I will say that this is a respectable science fiction story with some pretty interesting sci-fi ideas… that I assume work much better in the novel. First is the idea of this computer that works on genetic RNA… which is what advanced computer engineers are working on now. Then the idea that an A.I. system would want to get out and study man, and would revolt at certain of man’s moneymaking ideas that are harming the environment. And the whole concept of the giant geode-thing that can arrange and re-arrange itself into infinitely-smaller pieces. Interesting. But this movie is able to only glance at most of those ideas, and, being a sci-fi horror movie, emphasizes Susan’s torment.
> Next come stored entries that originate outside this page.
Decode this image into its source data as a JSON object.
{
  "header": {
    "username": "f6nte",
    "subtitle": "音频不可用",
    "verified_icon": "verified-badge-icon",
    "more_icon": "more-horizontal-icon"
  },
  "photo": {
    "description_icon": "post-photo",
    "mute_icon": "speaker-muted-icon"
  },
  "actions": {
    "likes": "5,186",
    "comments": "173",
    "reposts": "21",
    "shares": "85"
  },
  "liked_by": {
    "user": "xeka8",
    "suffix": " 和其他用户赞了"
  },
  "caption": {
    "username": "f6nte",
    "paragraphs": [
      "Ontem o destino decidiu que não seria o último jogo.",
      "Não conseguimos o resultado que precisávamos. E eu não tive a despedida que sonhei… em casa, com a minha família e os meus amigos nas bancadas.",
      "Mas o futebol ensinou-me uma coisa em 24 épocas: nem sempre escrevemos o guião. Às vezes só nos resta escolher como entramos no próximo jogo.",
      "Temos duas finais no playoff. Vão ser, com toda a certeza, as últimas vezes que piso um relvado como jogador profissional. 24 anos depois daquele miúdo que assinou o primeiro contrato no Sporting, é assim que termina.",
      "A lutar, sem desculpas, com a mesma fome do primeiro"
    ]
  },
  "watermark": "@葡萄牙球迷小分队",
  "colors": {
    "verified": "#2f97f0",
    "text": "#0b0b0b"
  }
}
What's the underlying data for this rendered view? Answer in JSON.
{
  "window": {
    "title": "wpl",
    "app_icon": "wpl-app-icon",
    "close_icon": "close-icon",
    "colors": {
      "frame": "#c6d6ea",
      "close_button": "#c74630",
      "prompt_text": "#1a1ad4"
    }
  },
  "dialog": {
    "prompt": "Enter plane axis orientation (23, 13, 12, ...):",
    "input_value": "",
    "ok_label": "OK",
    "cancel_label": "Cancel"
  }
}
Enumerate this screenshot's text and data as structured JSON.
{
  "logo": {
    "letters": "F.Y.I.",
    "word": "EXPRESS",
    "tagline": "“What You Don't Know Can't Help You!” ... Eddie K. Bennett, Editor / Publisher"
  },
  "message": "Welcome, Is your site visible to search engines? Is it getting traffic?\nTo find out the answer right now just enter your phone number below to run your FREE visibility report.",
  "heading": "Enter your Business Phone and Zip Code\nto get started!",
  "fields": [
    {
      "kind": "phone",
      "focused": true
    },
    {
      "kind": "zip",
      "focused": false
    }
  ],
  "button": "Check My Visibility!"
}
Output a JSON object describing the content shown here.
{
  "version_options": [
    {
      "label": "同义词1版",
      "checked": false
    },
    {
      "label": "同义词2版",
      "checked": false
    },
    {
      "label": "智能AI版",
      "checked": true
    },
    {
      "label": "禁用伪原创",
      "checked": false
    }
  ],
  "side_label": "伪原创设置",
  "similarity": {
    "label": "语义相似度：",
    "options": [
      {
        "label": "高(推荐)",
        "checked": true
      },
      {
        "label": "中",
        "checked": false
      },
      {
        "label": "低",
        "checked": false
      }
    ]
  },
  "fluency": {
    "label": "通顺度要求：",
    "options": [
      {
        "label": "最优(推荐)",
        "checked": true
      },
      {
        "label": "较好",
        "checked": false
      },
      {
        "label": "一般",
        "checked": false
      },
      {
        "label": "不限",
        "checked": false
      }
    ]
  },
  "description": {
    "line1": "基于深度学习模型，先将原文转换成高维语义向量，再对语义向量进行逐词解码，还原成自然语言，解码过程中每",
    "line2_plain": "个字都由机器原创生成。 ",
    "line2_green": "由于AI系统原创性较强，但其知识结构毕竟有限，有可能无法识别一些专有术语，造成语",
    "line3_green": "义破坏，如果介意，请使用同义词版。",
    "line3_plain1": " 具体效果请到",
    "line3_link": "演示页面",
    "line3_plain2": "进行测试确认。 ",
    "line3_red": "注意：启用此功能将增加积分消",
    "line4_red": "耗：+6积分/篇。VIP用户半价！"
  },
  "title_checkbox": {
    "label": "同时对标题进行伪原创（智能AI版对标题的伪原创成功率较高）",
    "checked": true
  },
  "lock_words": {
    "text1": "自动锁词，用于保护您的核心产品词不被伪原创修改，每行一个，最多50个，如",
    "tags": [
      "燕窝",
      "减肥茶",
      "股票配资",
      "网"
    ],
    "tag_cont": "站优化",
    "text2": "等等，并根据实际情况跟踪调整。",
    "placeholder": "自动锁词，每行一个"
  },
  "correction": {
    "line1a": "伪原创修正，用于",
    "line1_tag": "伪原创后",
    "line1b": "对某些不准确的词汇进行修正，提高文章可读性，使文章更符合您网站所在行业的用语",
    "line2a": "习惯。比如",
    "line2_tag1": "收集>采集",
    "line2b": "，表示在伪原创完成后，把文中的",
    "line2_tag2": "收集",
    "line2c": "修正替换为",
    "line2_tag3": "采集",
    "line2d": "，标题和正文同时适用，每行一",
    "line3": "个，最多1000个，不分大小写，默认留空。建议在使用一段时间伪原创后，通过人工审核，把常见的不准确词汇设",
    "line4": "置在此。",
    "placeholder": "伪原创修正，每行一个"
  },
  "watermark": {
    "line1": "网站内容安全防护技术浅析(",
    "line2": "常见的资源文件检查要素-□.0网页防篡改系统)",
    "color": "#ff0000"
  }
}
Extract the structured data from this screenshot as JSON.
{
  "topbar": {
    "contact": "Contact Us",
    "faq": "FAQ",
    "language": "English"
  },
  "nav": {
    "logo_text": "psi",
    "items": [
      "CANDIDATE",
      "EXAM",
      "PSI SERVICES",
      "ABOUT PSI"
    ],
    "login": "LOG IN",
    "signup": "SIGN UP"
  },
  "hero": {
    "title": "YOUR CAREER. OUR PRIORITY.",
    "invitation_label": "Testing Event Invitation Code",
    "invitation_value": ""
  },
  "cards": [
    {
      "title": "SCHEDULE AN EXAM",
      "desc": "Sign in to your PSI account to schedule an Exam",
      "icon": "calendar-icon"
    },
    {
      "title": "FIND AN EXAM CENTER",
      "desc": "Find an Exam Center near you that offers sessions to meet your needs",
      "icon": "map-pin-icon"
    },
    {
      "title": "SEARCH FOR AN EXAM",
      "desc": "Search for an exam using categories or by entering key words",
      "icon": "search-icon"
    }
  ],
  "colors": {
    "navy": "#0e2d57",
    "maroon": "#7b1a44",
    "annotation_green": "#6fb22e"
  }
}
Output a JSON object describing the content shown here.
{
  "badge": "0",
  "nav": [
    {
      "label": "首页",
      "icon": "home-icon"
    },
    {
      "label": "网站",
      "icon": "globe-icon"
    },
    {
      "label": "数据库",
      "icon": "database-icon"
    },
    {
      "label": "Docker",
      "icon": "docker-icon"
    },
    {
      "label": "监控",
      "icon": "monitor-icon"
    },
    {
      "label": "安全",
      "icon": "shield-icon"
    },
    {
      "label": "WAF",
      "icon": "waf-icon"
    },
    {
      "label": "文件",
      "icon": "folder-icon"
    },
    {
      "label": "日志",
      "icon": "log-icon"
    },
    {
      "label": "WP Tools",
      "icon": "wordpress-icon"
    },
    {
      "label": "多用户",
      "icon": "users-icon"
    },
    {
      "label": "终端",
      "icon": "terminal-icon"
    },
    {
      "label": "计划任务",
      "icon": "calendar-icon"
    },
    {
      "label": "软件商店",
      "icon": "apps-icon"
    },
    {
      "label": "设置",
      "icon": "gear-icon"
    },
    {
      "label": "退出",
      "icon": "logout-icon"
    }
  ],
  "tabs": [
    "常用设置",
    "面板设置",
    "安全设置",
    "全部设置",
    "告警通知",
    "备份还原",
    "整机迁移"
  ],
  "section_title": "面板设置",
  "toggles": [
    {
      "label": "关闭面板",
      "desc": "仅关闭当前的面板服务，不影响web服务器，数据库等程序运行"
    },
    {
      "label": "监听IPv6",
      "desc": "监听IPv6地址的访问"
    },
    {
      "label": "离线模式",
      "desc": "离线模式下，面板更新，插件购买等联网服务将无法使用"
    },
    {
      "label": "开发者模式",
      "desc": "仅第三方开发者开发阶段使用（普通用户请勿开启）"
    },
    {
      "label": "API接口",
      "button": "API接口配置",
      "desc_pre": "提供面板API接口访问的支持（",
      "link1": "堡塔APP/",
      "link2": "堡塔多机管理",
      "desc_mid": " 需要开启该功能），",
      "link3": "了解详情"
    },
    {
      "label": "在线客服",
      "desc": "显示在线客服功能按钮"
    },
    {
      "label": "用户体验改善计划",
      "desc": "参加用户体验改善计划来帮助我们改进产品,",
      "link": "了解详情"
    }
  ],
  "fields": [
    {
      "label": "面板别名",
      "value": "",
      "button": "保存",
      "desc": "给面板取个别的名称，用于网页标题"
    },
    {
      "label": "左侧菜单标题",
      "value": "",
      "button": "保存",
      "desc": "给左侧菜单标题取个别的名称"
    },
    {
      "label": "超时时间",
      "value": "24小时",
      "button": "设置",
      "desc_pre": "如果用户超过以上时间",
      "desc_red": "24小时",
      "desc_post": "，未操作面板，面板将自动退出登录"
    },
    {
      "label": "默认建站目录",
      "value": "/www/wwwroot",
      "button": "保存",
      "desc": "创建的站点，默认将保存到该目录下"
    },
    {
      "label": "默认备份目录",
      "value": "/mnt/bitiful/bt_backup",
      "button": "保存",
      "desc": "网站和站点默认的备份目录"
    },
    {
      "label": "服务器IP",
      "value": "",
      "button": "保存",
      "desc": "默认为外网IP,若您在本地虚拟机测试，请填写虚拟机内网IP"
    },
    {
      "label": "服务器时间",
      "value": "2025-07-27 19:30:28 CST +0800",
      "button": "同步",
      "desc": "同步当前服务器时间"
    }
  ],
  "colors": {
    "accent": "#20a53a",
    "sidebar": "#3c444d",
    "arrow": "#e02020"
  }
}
By the way, this novel came out in 1973, and in 1997 Dean Koontz entirely rewrote it, from the perspective of Proteus.

So there we go, another intriguing film of my TV childhood laid to rest. I always thought it was distasteful [oh, and by the way, in terms of thrills and drama it is pretty much inert], now I have a better sense of why. And, lucky for me, now I never have to watch it again.

Should you watch it: 

I think there are plenty of better things out there to watch first.